Toyota is suspending all factory operations in Japan after a company supplying it with parts was hit with a suspected cyberattack.
The suspected cyberattack hit Kojima Industries Corporation, a company supplying plastic parts and electronic components to Toyota. Because of this, Toyota will suspend production at 28 lines at 14 plants on March 1 and will lose around 13,000 units in production volume.
No information was immediately available about who was behind the attack or the motive.
The attack comes just after Japan joined Western allies in clamping down on Russia due to its invasion of Ukraine, although it was not clear if the attack was at all related.
A spokesperson at Kojima Industries said it appeared to be some kind of cyberattack. A spokesperson from Toyota described it as a “supplier system failure.”

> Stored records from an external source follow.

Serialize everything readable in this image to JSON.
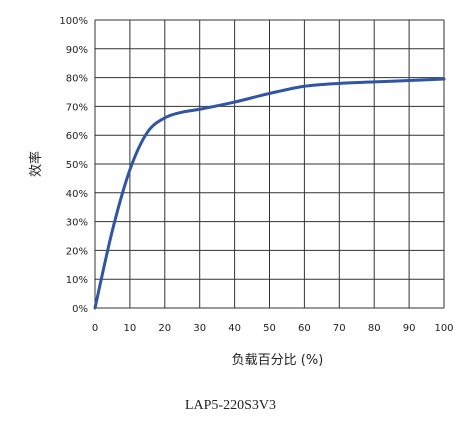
{
  "chart_data": {
    "type": "line",
    "x": [
      0,
      5,
      10,
      15,
      20,
      25,
      30,
      40,
      50,
      60,
      70,
      80,
      90,
      100
    ],
    "series": [
      {
        "values": [
          0,
          27,
          48,
          61,
          66,
          68,
          69,
          71.5,
          74.5,
          77,
          78,
          78.5,
          79,
          79.5
        ],
        "color": "#2f55a4"
      }
    ],
    "xlabel": "负载百分比 (%)",
    "ylabel": "效率",
    "xlim": [
      0,
      100
    ],
    "ylim": [
      0,
      100
    ],
    "x_ticks": [
      "0",
      "10",
      "20",
      "30",
      "40",
      "50",
      "60",
      "70",
      "80",
      "90",
      "100"
    ],
    "y_ticks": [
      "0%",
      "10%",
      "20%",
      "30%",
      "40%",
      "50%",
      "60%",
      "70%",
      "80%",
      "90%",
      "100%"
    ],
    "grid": true
  },
  "caption": "LAP5-220S3V3"
}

The incident might hurt Toyota’s efforts to return to full production following factory halts in January and February because of chip shortages and COVID-related disruptions.

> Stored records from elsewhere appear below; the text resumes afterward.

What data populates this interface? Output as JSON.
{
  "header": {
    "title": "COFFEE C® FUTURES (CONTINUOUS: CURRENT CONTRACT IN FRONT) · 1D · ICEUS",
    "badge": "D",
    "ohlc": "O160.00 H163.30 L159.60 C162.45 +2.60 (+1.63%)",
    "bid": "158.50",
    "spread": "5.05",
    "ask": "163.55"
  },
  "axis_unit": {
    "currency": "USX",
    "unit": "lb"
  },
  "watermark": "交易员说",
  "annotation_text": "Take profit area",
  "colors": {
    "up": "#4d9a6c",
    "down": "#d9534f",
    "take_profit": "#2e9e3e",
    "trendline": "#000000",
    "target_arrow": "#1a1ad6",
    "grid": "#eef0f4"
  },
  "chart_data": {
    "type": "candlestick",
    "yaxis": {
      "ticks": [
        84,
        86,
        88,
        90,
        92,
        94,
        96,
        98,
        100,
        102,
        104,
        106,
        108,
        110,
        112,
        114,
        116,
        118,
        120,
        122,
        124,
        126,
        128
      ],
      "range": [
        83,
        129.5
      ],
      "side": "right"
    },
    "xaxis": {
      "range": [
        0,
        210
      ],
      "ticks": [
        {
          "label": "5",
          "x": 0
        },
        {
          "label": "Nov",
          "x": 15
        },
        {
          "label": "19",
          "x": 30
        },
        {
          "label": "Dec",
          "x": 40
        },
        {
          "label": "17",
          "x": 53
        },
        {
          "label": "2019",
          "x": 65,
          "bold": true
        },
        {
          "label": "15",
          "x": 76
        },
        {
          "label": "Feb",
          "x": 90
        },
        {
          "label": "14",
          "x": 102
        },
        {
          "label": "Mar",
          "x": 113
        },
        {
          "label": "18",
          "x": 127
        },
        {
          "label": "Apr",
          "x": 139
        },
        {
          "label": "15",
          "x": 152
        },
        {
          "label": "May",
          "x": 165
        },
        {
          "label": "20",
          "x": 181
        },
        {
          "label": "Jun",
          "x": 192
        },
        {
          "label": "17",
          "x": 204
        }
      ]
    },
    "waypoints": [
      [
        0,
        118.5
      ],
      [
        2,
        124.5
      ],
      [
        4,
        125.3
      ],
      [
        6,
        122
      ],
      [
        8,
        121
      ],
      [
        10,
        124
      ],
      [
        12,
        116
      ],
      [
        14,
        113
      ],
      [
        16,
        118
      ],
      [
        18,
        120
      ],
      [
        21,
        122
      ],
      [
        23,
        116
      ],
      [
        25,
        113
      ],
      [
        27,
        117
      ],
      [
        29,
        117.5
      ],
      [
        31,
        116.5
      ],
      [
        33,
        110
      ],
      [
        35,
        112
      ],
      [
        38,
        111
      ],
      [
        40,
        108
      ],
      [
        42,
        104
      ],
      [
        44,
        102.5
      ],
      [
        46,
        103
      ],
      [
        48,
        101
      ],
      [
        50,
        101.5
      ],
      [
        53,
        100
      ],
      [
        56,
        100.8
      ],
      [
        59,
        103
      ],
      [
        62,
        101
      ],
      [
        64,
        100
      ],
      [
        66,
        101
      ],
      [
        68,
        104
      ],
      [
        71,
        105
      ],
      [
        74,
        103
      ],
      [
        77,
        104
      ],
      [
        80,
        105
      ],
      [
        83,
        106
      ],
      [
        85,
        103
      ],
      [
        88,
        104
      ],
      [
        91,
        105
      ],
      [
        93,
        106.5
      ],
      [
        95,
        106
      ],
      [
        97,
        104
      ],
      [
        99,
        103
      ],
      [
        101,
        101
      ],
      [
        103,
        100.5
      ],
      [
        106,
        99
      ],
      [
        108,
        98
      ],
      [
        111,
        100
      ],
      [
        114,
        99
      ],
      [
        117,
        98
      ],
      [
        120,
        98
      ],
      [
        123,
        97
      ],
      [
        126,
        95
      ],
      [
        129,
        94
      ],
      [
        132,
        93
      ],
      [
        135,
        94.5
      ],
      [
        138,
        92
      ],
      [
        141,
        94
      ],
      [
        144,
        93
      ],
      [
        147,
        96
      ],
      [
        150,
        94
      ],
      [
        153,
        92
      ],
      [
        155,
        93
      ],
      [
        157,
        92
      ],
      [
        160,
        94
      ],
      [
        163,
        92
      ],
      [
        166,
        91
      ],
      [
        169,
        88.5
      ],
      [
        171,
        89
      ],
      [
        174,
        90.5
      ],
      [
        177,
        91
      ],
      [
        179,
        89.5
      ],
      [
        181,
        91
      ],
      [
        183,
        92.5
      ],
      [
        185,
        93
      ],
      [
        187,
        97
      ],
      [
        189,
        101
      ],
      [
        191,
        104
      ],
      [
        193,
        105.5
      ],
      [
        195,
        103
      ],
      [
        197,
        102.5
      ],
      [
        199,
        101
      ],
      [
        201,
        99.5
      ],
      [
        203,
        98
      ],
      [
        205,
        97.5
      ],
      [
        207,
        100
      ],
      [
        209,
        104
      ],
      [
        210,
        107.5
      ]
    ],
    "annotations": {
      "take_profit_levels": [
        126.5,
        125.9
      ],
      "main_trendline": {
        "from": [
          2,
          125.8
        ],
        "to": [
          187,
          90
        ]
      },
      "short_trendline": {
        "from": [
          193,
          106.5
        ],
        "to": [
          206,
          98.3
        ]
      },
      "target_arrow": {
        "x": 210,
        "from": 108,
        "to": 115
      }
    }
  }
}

Toyota, which has remained relatively resilient to supply chain snags through most of the pandemic, has been trying to ramp up production to make up for lost output and meet soaring global demand for cars.
The disruptions in the first two months of the year prompted Toyota to cut its output goal for the fiscal year through March to 8.5 million vehicles from a previous target of 9 million.
Toyota says it will resume all domestic production on March 2, 2022.